Nos jeunes sont également confrontés à des contenus violents, inappropriés et choquants, parfois sans le vouloir, tout simplement parce que certains sites pour adultes ne verrouillent pas l’accès à leur contenu.

Il est loin le temps du vidéoclub où il fallait passer le contrôle du vendeur pour louer une cassette ; désormais, le contenu pornographique est accessible gratuitement, sans la moindre vérification d’âge.

Près de 2 millions de mineurs en France sont exposés chaque mois aux contenus pornographiques sur internet, comme vous le rappeliez, monsieur le ministre. Cet état de fait préoccupant nous alerte et doit nous engager à agir.

Les réseaux sociaux autorisent une liberté de ton et un anonymat qui n’existent pas dans le monde réel. Ils favorisent toutes les dérives et tous les excès, comme l’avait souligné notre collègue Colette Mélot dans son rapport sur le harcèlement scolaire, dans lequel elle indiquait qu’un enfant sur dix est harcelé à l’école. Ce harcèlement est loin de se limiter à la cour de récréation : il se poursuit jour et nuit via les réseaux sociaux jusque dans l’intimité du domicile familial.

De la même manière, certains de ces réseaux participent à l’hypersexualisation des jeunes, particulièrement des jeunes filles ; d’autres permettent les échanges directs de mineurs avec des adultes malintentionnés, tout cela pour des enfants qui n’ont parfois même pas atteint l’âge de 10 ans. Évidemment, cela ne peut durer.

Permettre à nos enfants de naviguer sur internet en toute quiétude représente un défi majeur. Cette proposition de loi est une première étape dans la réponse que nous y apportons. Ce texte va foncièrement dans le bon sens. Je salue son auteur, notre collègue le député Laurent Marcangeli, pour son engagement sur ce sujet si important. Je remercie également notre rapporteure, Alexandra Borchio Fontimp, pour son travail attentif.

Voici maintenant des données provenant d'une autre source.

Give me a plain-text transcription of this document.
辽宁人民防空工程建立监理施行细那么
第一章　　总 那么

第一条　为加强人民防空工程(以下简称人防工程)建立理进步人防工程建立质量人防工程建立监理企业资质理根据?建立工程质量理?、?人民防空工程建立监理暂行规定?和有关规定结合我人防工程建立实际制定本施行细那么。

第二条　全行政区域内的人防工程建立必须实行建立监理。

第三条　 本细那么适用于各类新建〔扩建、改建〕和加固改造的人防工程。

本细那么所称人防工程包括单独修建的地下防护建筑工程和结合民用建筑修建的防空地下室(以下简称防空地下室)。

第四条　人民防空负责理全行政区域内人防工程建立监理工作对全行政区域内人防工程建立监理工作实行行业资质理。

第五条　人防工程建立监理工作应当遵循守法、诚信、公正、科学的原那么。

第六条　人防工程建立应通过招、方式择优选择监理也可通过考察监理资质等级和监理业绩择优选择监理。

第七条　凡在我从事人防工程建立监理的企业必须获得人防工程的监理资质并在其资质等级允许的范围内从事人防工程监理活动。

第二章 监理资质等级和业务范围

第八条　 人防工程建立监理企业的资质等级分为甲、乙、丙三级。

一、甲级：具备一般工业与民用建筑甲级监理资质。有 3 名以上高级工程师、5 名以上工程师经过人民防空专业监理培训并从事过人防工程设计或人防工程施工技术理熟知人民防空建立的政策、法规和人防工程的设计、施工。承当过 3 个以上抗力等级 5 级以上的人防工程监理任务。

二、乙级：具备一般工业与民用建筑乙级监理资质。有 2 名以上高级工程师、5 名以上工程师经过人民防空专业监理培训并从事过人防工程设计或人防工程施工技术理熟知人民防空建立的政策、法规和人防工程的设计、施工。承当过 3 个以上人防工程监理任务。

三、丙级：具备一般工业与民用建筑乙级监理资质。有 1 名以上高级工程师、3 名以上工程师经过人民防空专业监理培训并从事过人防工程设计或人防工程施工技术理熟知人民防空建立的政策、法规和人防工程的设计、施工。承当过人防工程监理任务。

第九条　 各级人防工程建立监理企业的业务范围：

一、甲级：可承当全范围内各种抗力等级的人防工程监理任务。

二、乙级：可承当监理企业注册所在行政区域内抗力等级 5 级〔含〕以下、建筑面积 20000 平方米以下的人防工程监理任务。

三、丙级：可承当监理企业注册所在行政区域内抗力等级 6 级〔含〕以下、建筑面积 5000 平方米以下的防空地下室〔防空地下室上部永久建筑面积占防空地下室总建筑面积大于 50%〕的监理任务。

Notre assemblée doit se prononcer avec fermeté sur la question de la responsabilité des plateformes numériques. Dans le même sens, lors de l’examen de la loi confortant le respect des principes de la République, j’avais déposé un amendement visant à rendre les plateformes « civilement et pénalement responsables des informations qu’elles stockent ». Cet amendement, adopté à l’unanimité par le Sénat, n’a finalement pas été retenu par l’Assemblée nationale, ce que je regrette.

Imposer la mise en place effective d’une solution technique pour vérifier l’âge des utilisateurs et l’autorisation des parents est une avancée certaine. Je rappelle qu’il est également essentiel de sensibiliser les parents : il y a des règles d’usage à respecter collectivement.

Le nombre de textes relatifs aux enjeux du numérique et à la protection de l’enfance examinés ces derniers mois démontre une fois de plus l’engagement du Parlement sur ces questions. Je pense notamment à la proposition de loi visant à garantir le respect du droit à l’image des enfants ou à la proposition de loi visant à encadrer l’influence commerciale et à lutter contre les dérives des influenceurs sur les réseaux sociaux. Nous pouvons nous en féliciter. C’est également le sens de la commission d’enquête sur l’utilisation du réseau social TikTok, son exploitation des données, sa stratégie d’influence, que je mène depuis quelques mois avec plusieurs de nos collègues.

Le débat d’aujourd’hui est essentiel au regard de l’immensité du défi d’un internet sûr, sain et sécurisé pour nos enfants. Il se poursuivra dans les semaines à venir lors de l’examen du projet de loi visant à sécuriser et réguler l’espace numérique, dont nous a parlé en introduction le ministre chargé de la transition numérique. Le groupe Les Indépendants – République et Territoires votera cette proposition de loi.